Durante la presentación del esquema para la contratación de medicamentos, el presidente Andrés Manuel López Obrador mencionó el modus operandi de las grandes empresas farmacéuticas, de la corrupción y de delincuentes de cuello blanco. Señaló las simulaciones en las compras consolidadas que involucraban un tácito acuerdo para adquirir a sobreprecio otros productos.

Se trataba de un negocio con el dolor de la gente asociado a un gasto anual que oscilaba en 90 mil millones de pesos en el que se hacía una licitación, incluso una compra consolidada de mil 500 claves, se ponían de acuerdo y nada más vendían mil, y quedaban 500 sin compromiso de venta para que se adquirieran esas 500 por urgencia, ya sin ningún control, y por esas se pagaba dos o tres veces más el costo original.

Se ahorraban en mil productos 10 o 20%, pero en las 500 que no se ofrecían y que eran tratos directos había pérdida; la hacienda pública, “el presupuesto público perdía 200, 300%”. Aseveró que la polémica desatada por el desabasto es alentada por quienes creyeron que los cambios eran superficiales, por lo que advirtió que no habrá gatopardismo en torno a estos procedimientos.

Por su parte el secretario de Salud, Jorge Alcocer, indicó que las adquisiciones que se han concretado fueron hechas en noviembre de 2018, en el gobierno anterior. Sin embargo, anunció que por primera vez se realizará una compra consolidada que incluirá a 22 entidades para reducir costos, pues anteriormente, ante la escasez, se efectuaban compras urgentes a precios tres veces más altos.

López Obrador puso como ejemplo la compra de antirretrovirales para pacientes con VIH, considerados dentro de las compras estratégicas, en la que anteriormente se gastaban 3 mil 200 millones de pesos. Bajo un nuevo esquema de adquisición, para atender a 97 mil pacientes que no cuentan con seguridad social, se redujo el costo 57% con una inversión de mil 700 millones de pesos.

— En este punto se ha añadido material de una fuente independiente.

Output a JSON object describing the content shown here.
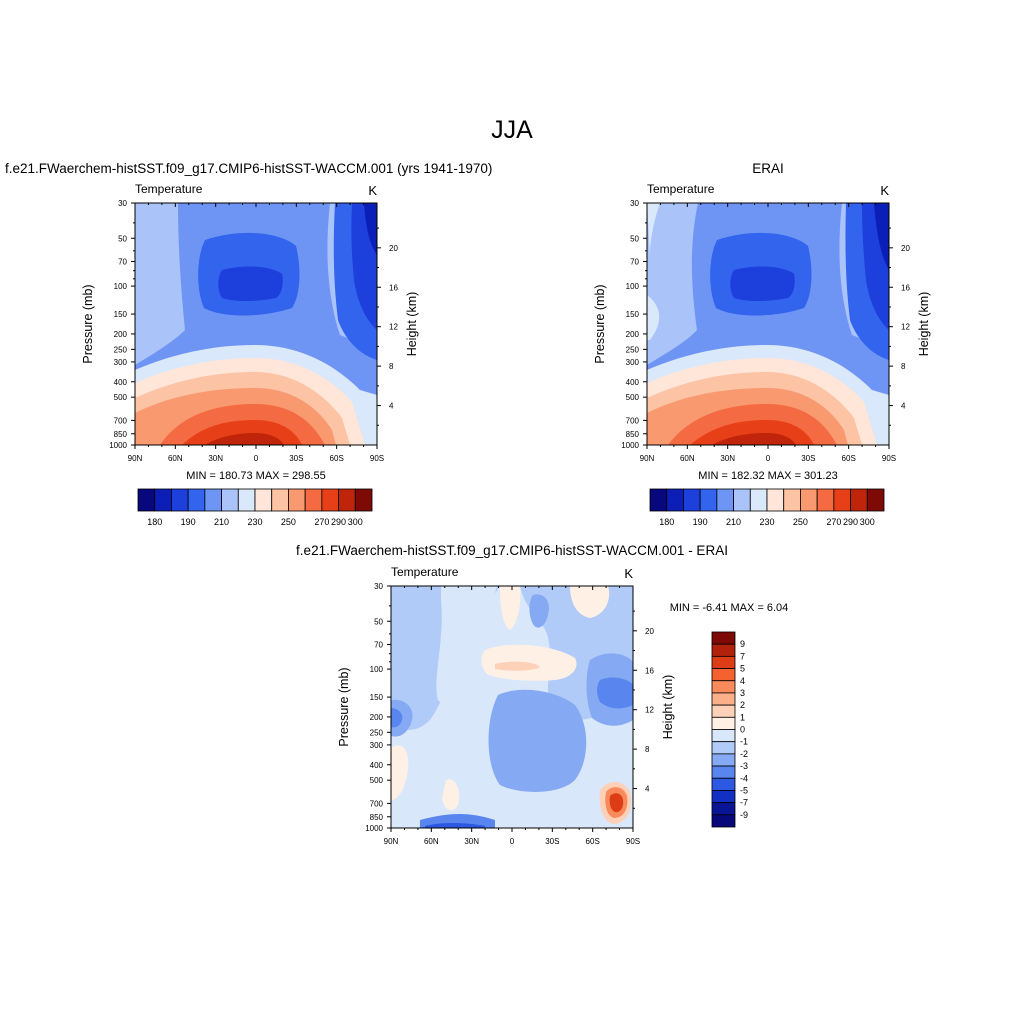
{
  "figure": {
    "season": "JJA"
  },
  "panels": [
    {
      "title": "f.e21.FWaerchem-histSST.f09_g17.CMIP6-histSST-WACCM.001 (yrs 1941-1970)",
      "variable": "Temperature",
      "units": "K",
      "y_label": "Pressure (mb)",
      "y2_label": "Height (km)",
      "stats_text": "MIN = 180.73  MAX = 298.55"
    },
    {
      "title": "ERAI",
      "variable": "Temperature",
      "units": "K",
      "y_label": "Pressure (mb)",
      "y2_label": "Height (km)",
      "stats_text": "MIN = 182.32  MAX = 301.23"
    },
    {
      "title": "f.e21.FWaerchem-histSST.f09_g17.CMIP6-histSST-WACCM.001 - ERAI",
      "variable": "Temperature",
      "units": "K",
      "y_label": "Pressure (mb)",
      "y2_label": "Height (km)",
      "stats_text": "MIN =  -6.41  MAX =   6.04"
    }
  ],
  "chart_data": [
    {
      "type": "heatmap",
      "title": "f.e21.FWaerchem-histSST.f09_g17.CMIP6-histSST-WACCM.001 (yrs 1941-1970)",
      "subtitle": "Temperature",
      "units": "K",
      "xlabel": "",
      "ylabel": "Pressure (mb)",
      "y2label": "Height (km)",
      "x_ticks": [
        "90N",
        "60N",
        "30N",
        "0",
        "30S",
        "60S",
        "90S"
      ],
      "y_ticks": [
        "30",
        "50",
        "70",
        "100",
        "150",
        "200",
        "250",
        "300",
        "400",
        "500",
        "700",
        "850",
        "1000"
      ],
      "y2_ticks": [
        "4",
        "8",
        "12",
        "16",
        "20"
      ],
      "y_scale": "log",
      "min": 180.73,
      "max": 298.55,
      "colorbar_labels": [
        "180",
        "190",
        "210",
        "230",
        "250",
        "270",
        "290",
        "300"
      ],
      "colorbar_orientation": "horizontal"
    },
    {
      "type": "heatmap",
      "title": "ERAI",
      "subtitle": "Temperature",
      "units": "K",
      "xlabel": "",
      "ylabel": "Pressure (mb)",
      "y2label": "Height (km)",
      "x_ticks": [
        "90N",
        "60N",
        "30N",
        "0",
        "30S",
        "60S",
        "90S"
      ],
      "y_ticks": [
        "30",
        "50",
        "70",
        "100",
        "150",
        "200",
        "250",
        "300",
        "400",
        "500",
        "700",
        "850",
        "1000"
      ],
      "y2_ticks": [
        "4",
        "8",
        "12",
        "16",
        "20"
      ],
      "y_scale": "log",
      "min": 182.32,
      "max": 301.23,
      "colorbar_labels": [
        "180",
        "190",
        "210",
        "230",
        "250",
        "270",
        "290",
        "300"
      ],
      "colorbar_orientation": "horizontal"
    },
    {
      "type": "heatmap",
      "title": "f.e21.FWaerchem-histSST.f09_g17.CMIP6-histSST-WACCM.001 - ERAI",
      "subtitle": "Temperature",
      "units": "K",
      "xlabel": "",
      "ylabel": "Pressure (mb)",
      "y2label": "Height (km)",
      "x_ticks": [
        "90N",
        "60N",
        "30N",
        "0",
        "30S",
        "60S",
        "90S"
      ],
      "y_ticks": [
        "30",
        "50",
        "70",
        "100",
        "150",
        "200",
        "250",
        "300",
        "400",
        "500",
        "700",
        "850",
        "1000"
      ],
      "y2_ticks": [
        "4",
        "8",
        "12",
        "16",
        "20"
      ],
      "y_scale": "log",
      "min": -6.41,
      "max": 6.04,
      "colorbar_labels": [
        "9",
        "7",
        "5",
        "4",
        "3",
        "2",
        "1",
        "0",
        "-1",
        "-2",
        "-3",
        "-4",
        "-5",
        "-7",
        "-9"
      ],
      "colorbar_orientation": "vertical"
    }
  ],
  "palettes": {
    "abs": [
      "#08087e",
      "#0b1eb8",
      "#1d3fdc",
      "#3264ee",
      "#6f95f4",
      "#aac4f9",
      "#dae8fb",
      "#ffe6d8",
      "#fcc3a4",
      "#f9996f",
      "#f46a42",
      "#e74019",
      "#c0240a",
      "#7d0a04"
    ],
    "diff": [
      "#7d0a04",
      "#b2210b",
      "#dc3c16",
      "#f4632f",
      "#f98a5c",
      "#fbb08a",
      "#fdd1b7",
      "#fff0e6",
      "#d9e7fb",
      "#b1cbf8",
      "#86a9f3",
      "#5885ee",
      "#2c58e2",
      "#1330c4",
      "#0a1596",
      "#08087a"
    ]
  }
}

López Obrador destacó el esquema de compra consolidada con los estados porque, en muchos casos, estas partidas federalizadas se desviaban para convertirse en caja chica de los gobiernos locales. Lo que iba para las medicinas se desviaba a otros fines y había sobreprecio en la adquisición de medicamentos y monopolio. “¿Cómo es posible que 10 proveedores abastecieran 80 por ciento de todas las medicinas que compraba el gobierno?”, señaló el mandatario.

Se hizo referencia al caso Tabasco, cuyo gobierno ha enfrentado complicaciones para comprar los medicamentos, ya que las empresas se pusieron de acuerdo con el fin de que sólo algunas concursaran para su venta. El objetivo era reducir la oferta para encarecer los productos.

Alcocer, en tanto, agregó que para el resto del primer semestre el Instituto de Seguridad Social de Tabasco no ha podido adquirir medicamentos, o al menos no todos, porque nadie de la industria farmacéutica ha querido abastecerlo, a pesar de que se cuenta con el presupuesto suficiente.